I realize that professional sports and street improvements bring money into our city. But surely, if funds can be found for heated sidewalks to enhance the comfort of Super Bowl visitors, a much smaller amount of money could be found to bring the ventilation system at IACC up to code and provide a tolerable environment for homeless animals and the dedicated, hardworking people who labor every day in deplorable, depressing conditions to help them?

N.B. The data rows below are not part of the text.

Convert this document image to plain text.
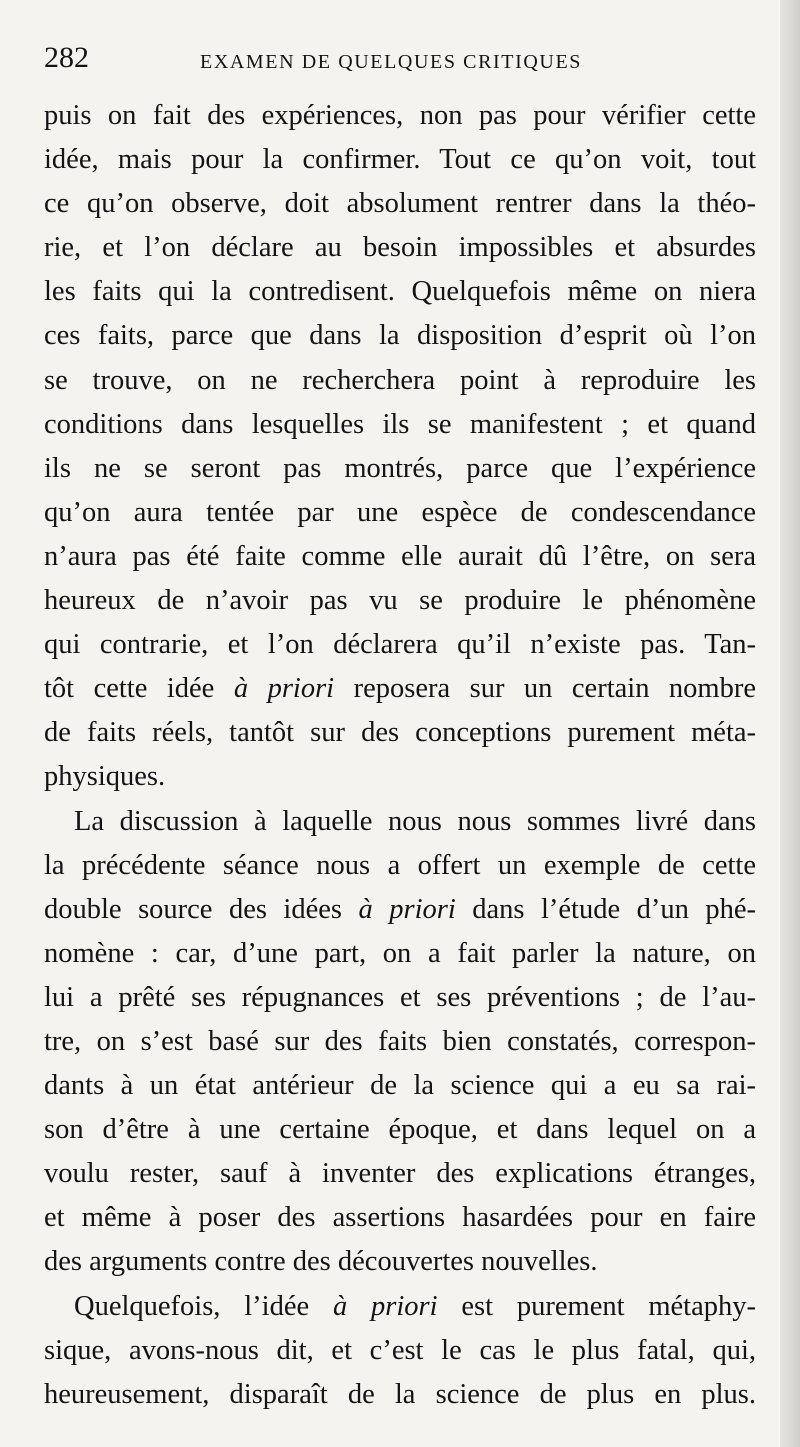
282	EXAMEN DE QUELQUES CRITIQUES
puis on fait des expériences, non pas pour vérifier cette
idée, mais pour la confirmer. Tout ce qu’on voit, tout
ce qu’on observe, doit absolument rentrer dans la théo-
rie, et l’on déclare au besoin impossibles et absurdes
les faits qui la contredisent. Quelquefois même on niera
ces faits, parce que dans la disposition d’esprit où l’on
se trouve, on ne recherchera point à reproduire les
conditions dans lesquelles ils se manifestent ; et quand
ils ne se seront pas montrés, parce que l’expérience
qu’on aura tentée par une espèce de condescendance
n’aura pas été faite comme elle aurait dû l’être, on sera
heureux de n’avoir pas vu se produire le phénomène
qui contrarie, et l’on déclarera qu’il n’existe pas. Tan-
tôt cette idée à priori reposera sur un certain nombre
de faits réels, tantôt sur des conceptions purement méta-
physiques.
La discussion à laquelle nous nous sommes livré dans
la précédente séance nous a offert un exemple de cette
double source des idées à priori dans l’étude d’un phé-
nomène : car, d’une part, on a fait parler la nature, on
lui a prêté ses répugnances et ses préventions ; de l’au-
tre, on s’est basé sur des faits bien constatés, correspon-
dants à un état antérieur de la science qui a eu sa rai-
son d’être à une certaine époque, et dans lequel on a
voulu rester, sauf à inventer des explications étranges,
et même à poser des assertions hasardées pour en faire
des arguments contre des découvertes nouvelles.
Quelquefois, l’idée à priori est purement métaphy-
sique, avons-nous dit, et c’est le cas le plus fatal, qui,
heureusement, disparaît de la science de plus en plus.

As conditions at IACC deteriorate, the more it is costing taxpayers to solve the problem.

At present:
• IACC’s building at 2600 South Harding Street has an antiquated HVAC system that is very effective at transmitting airborne disease.
• It has no structural isolation areas to separate incoming animals from those who are ill.
• Many of the private not-for-profit “Rescue Partners” (http://www.indy.gov/eGov/City/DPS/ACCD/Community/Pages/RescuePartners.aspx)
that pull animals from IACC to reduce the ever-growing death toll are offering their help to other city animal shelters instead, because the cost to treat these diseases has become prohibitive for their limited treasuries. Hundreds of thousands of private dollars are spent by these organizations treating the animals. Private citizens attempting to do good by adopting from IACC are also burdened with these veterinary expenses.
• Local veterinarians are expressing reluctance to accept animals from IACC because of these resistant, infectious diseases the animals bring to their practices.
• Wonderful, dedicated personnel who were once enthusiastic are now frustrated, depressed and demoralized.

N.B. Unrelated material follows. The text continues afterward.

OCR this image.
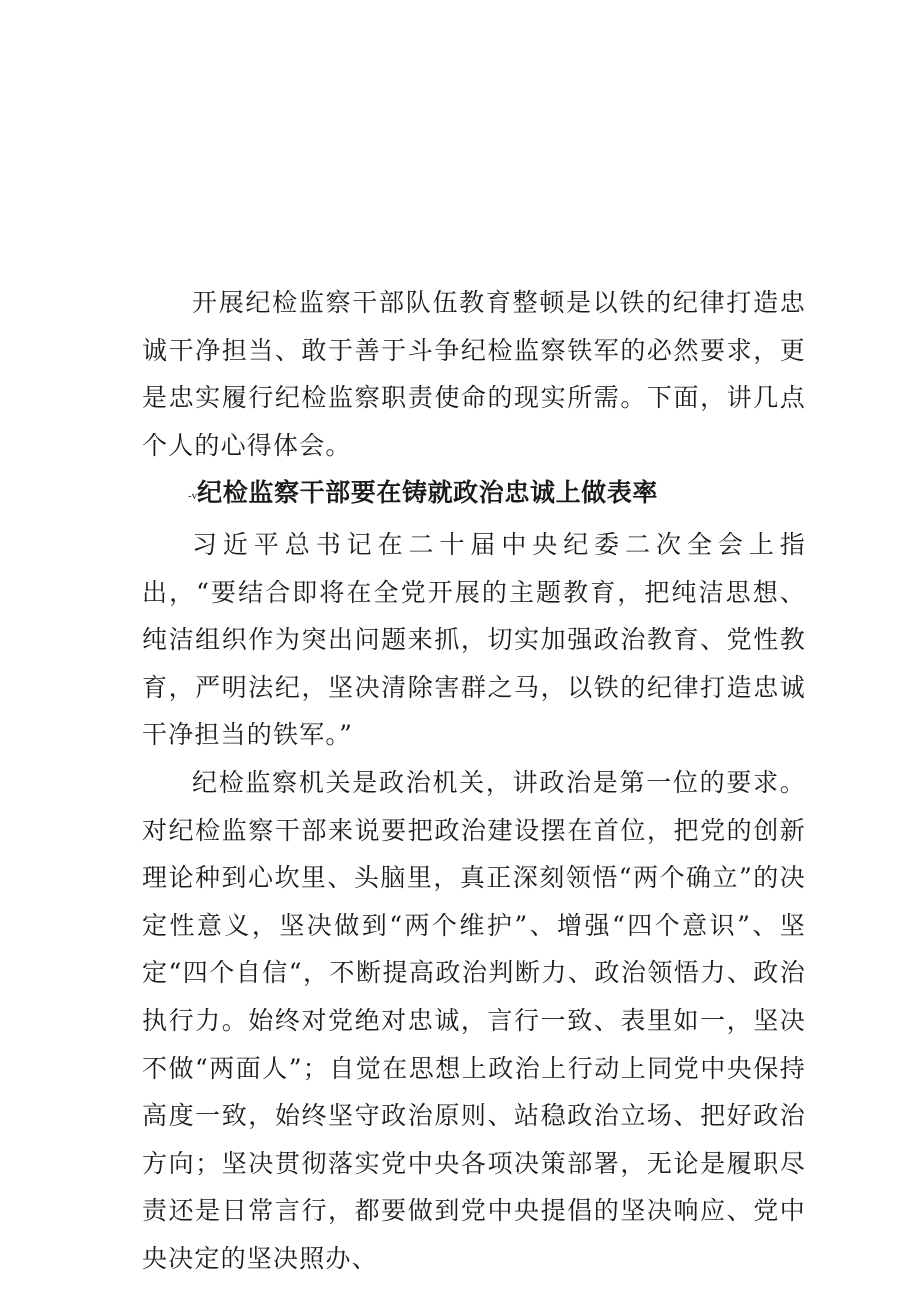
开展纪检监察干部队伍教育整顿是以铁的纪律打造忠诚干净担当、敢于善于斗争纪检监察铁军的必然要求，更是忠实履行纪检监察职责使命的现实所需。下面，讲几点个人的心得体会。

-v纪检监察干部要在铸就政治忠诚上做表率

习近平总书记在二十届中央纪委二次全会上指出，“要结合即将在全党开展的主题教育，把纯洁思想、纯洁组织作为突出问题来抓，切实加强政治教育、党性教育，严明法纪，坚决清除害群之马，以铁的纪律打造忠诚干净担当的铁军。”

纪检监察机关是政治机关，讲政治是第一位的要求。对纪检监察干部来说要把政治建设摆在首位，把党的创新理论种到心坎里、头脑里，真正深刻领悟“两个确立”的决定性意义，坚决做到“两个维护”、增强“四个意识”、坚定“四个自信“，不断提高政治判断力、政治领悟力、政治执行力。始终对党绝对忠诚，言行一致、表里如一，坚决不做“两面人”；自觉在思想上政治上行动上同党中央保持高度一致，始终坚守政治原则、站稳政治立场、把好政治方向；坚决贯彻落实党中央各项决策部署，无论是履职尽责还是日常言行，都要做到党中央提倡的坚决响应、党中央决定的坚决照办、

The public does not want its tax dollars used recklessly, nor does it want them used to kill healthy, adoptable dogs and cats. Mr. Mayor, Safety Director Straub, and members of the City-County Council, you can change this situation. To do so would win the respect of a group of voters who are, at present, very disillusioned.

There are many ways in which tax dollars are spent to improve the quality of life in our community. To provide an acceptable, safe and clean facility where homeless companion animals can be cared for and adopted would cost a mere fraction of the amount spent on major downtown renovation, bike lanes and other improvements, but it would show that Indianapolis regards all living things worthy of decent and humane treatment. And it would be a solid investment in another part of the city’s infrastructure.

A world class city is more than sidewalks and sports stadiums. It also demands that all city services be efficiently and effectively maintained.